(TNS)—How does the U.S. stack up when it comes to taking vacation time?
As vacation spending in the U.S. surpasses $1 billion, people are definitely getting away more—but what is the quality of that vacation actually looking like?
An Ipsos Global poll looked at the way the world vacations and found that more and more people are spending time away from home, but fewer are fully disconnecting while gone.
Six in 10 respondents in the 25 countries surveyed said they have spent or would spend at least one full week away from work.
The three countries where the most people take a vacation away from home are India (80 percent), Great Britain (72 percent) and China (70 percent). There were just three countries where a majority said they would not be taking time away from work and home life: Hungary, South Korea and Japan.
In the U.S., 61 percent said they would likely spend a week or more on vacation.
Across all countries, 65 percent of travelers said they use all of the vacation time that they are given; however, this number has fallen over the past decade, declining the most in China, Japan, Italy and Australia.
While people are taking more time away from home, that doesn’t mean they are disconnecting. Less than half of respondents say they don’t check work emails when on vacation. This was slightly better in the U.S., where 52 percent say they don’t check their emails while away.

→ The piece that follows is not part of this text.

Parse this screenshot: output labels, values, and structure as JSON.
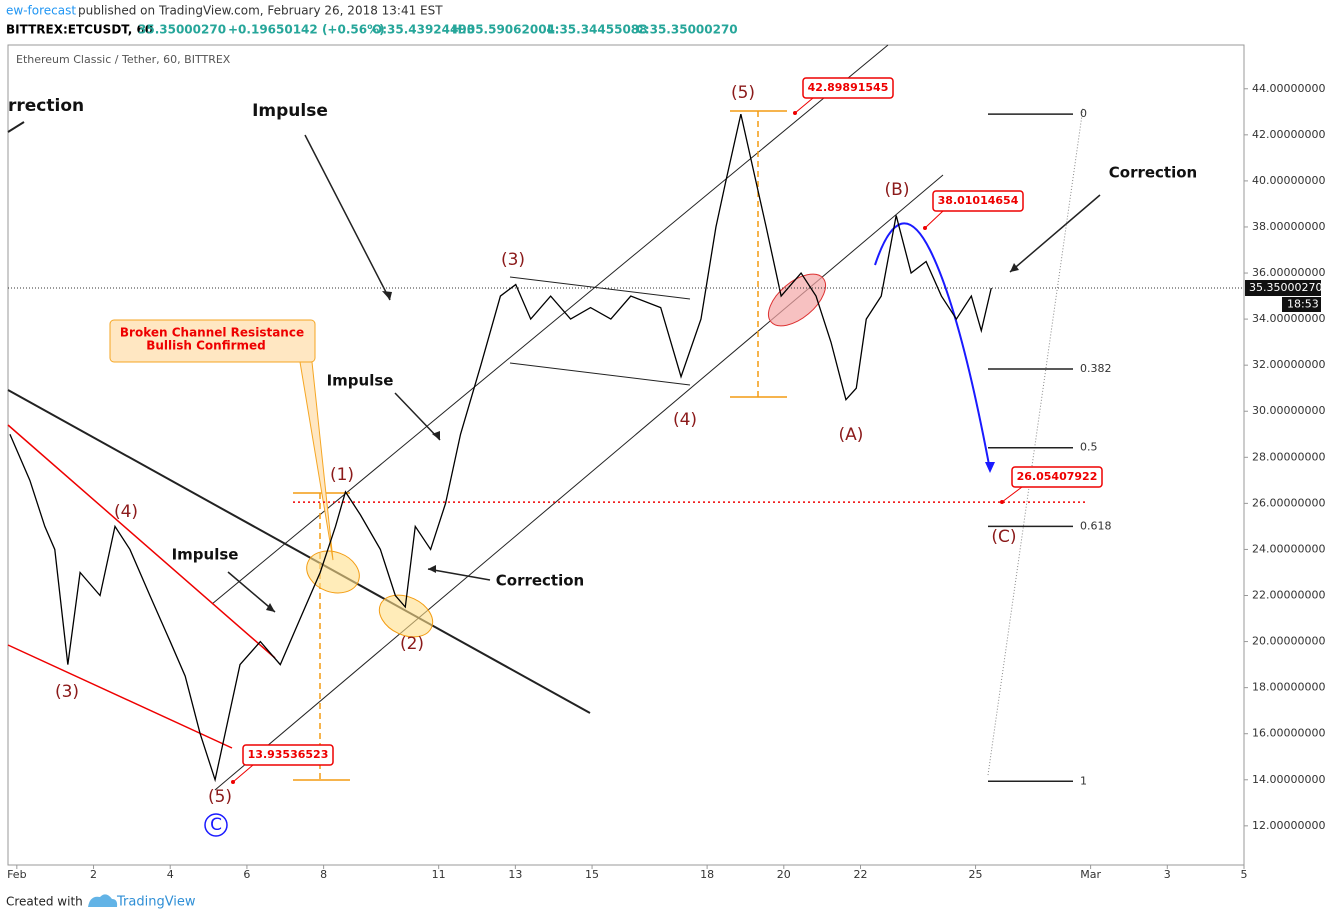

Since 2009, the number of those who check work messages increased across almost all countries surveyed.
Where are people staying the most connected? Vacationers in Italy, Japan, Spain and Belgium can’t seem to put their phones and laptops away while they are away. There are just two countries where the number of people staying in touch with work has decreased: Mexico and Brazil.
Overall, a strong majority of Americans have or plan to take time off this year. What we really need to work on is putting the phone down when we do.